How many drinks does it take to get drunk?

The holiday season is right around the corner. That means that more and more people will be taking to the road after drinking at parties and gatherings. Drunk driving not only causes legal woes, it also endangers yourself, your passengers, and any other drivers you encounter while on the road. The Centers for Disease Control and Prevention explain how many drinks it takes before you feel the effects of drinking. 

The first step is to understand what constitutes a standard drink size. For highly potent alcohol, such as liquor, 1.5-ounces would equal one standard drink. With something like beer, which tends to have a lower alcohol content than liquor, 12-ounces is considered standard. The alcohol content for wine usually falls somewhere in the middle, so the standard size would be about 5-ounces. Keep in mind that alcohol content varies between different brands of beer and wine, so make sure you're aware of just how alcoholic a drink is when making a selection. 

While the legal drinking limit is .08 blood alcohol concentration (BAC), most people feel the effects well before this point. For example, 3 standard size drinks will bring a person's BAC to .05%. At this point, there will be trouble focusing on the road, problems steering, judgment impairment, and decreased response time. One more drink and a person's BAC is likely to reach .08%, which is the point when it becomes illegal to drive. 

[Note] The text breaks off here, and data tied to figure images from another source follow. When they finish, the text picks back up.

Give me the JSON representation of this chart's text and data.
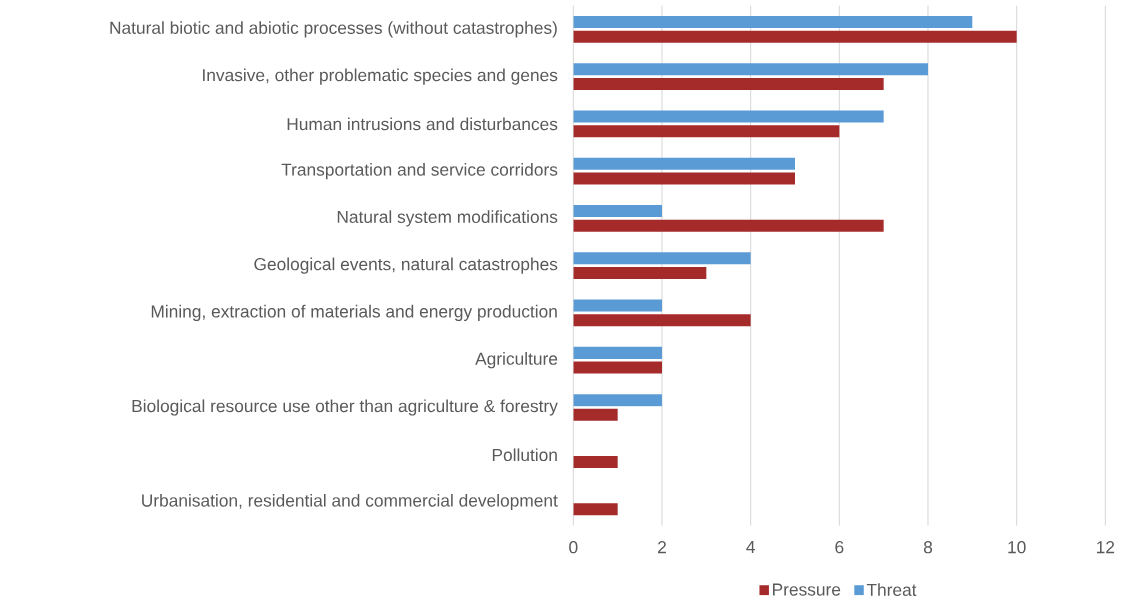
{
  "chart_data": {
    "type": "bar",
    "orientation": "horizontal",
    "categories": [
      "Natural biotic and abiotic processes (without catastrophes)",
      "Invasive, other problematic species and genes",
      "Human intrusions and disturbances",
      "Transportation and service corridors",
      "Natural system modifications",
      "Geological events, natural catastrophes",
      "Mining, extraction of materials and energy production",
      "Agriculture",
      "Biological resource use other than agriculture & forestry",
      "Pollution",
      "Urbanisation, residential and commercial development"
    ],
    "series": [
      {
        "name": "Pressure",
        "color": "#a52a2a",
        "values": [
          10,
          7,
          6,
          5,
          7,
          3,
          4,
          2,
          1,
          1,
          1
        ]
      },
      {
        "name": "Threat",
        "color": "#5b9bd5",
        "values": [
          9,
          8,
          7,
          5,
          2,
          4,
          2,
          2,
          2,
          null,
          null
        ]
      }
    ],
    "xlim": [
      0,
      12
    ],
    "xticks": [
      0,
      2,
      4,
      6,
      8,
      10,
      12
    ],
    "grid": "x",
    "legend": "bottom"
  }
}
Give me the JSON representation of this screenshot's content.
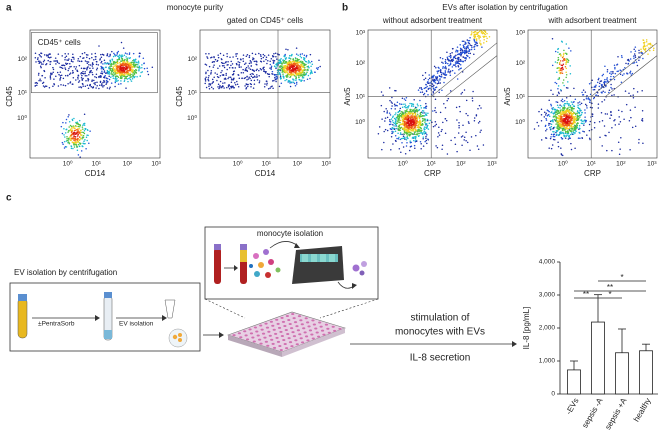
{
  "panel_a": {
    "label": "a",
    "title": "monocyte purity",
    "x_ticks": [
      "10⁰",
      "10¹",
      "10²",
      "10³"
    ],
    "y_ticks": [
      "10⁰",
      "10¹",
      "10²"
    ],
    "plots": [
      {
        "gate_label": "CD45⁺ cells",
        "x_label": "CD14",
        "y_label": "CD45"
      },
      {
        "subtitle": "gated on CD45⁺ cells",
        "x_label": "CD14",
        "y_label": "CD45"
      }
    ]
  },
  "panel_b": {
    "label": "b",
    "title": "EVs after isolation by centrifugation",
    "x_ticks": [
      "10⁰",
      "10¹",
      "10²",
      "10³"
    ],
    "y_ticks": [
      "10⁰",
      "10¹",
      "10²",
      "10³"
    ],
    "plots": [
      {
        "subtitle": "without adsorbent treatment",
        "x_label": "CRP",
        "y_label": "Anx5"
      },
      {
        "subtitle": "with adsorbent treatment",
        "x_label": "CRP",
        "y_label": "Anx5"
      }
    ]
  },
  "panel_c": {
    "label": "c",
    "ev_isolation": {
      "title": "EV isolation by centrifugation",
      "step1": "±PentraSorb",
      "step2": "EV isolation"
    },
    "monocyte_isolation": {
      "title": "monocyte isolation"
    },
    "stimulation": {
      "line1": "stimulation of",
      "line2": "monocytes with EVs",
      "readout": "IL-8 secretion"
    }
  },
  "chart_data": {
    "type": "bar",
    "y_label": "IL-8 [pg/mL]",
    "categories": [
      "-EVs",
      "sepsis -A",
      "sepsis +A",
      "healthy"
    ],
    "values": [
      730,
      2180,
      1250,
      1310
    ],
    "errors": [
      270,
      830,
      720,
      200
    ],
    "color": "#ffffff",
    "ylim": [
      0,
      4000
    ],
    "yticks": [
      0,
      {
        "value": 1000,
        "label": "1,000"
      },
      {
        "value": 2000,
        "label": "2,000"
      },
      {
        "value": 3000,
        "label": "3,000"
      },
      {
        "value": 4000,
        "label": "4,000"
      }
    ],
    "significance": [
      "*",
      "**",
      "**",
      "*"
    ]
  }
}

7 drinks bring the BAC up even further, usually to .15%. At this point vomiting is likely, and the driver is bound to experience a loss of muscle control. All of the faculties necessary to operate a vehicle will be diminished, from processing information to paying attention to the task at hand. Driving is extremely risky at this point and it's likely that the person operating the vehicle will be involved in a crash.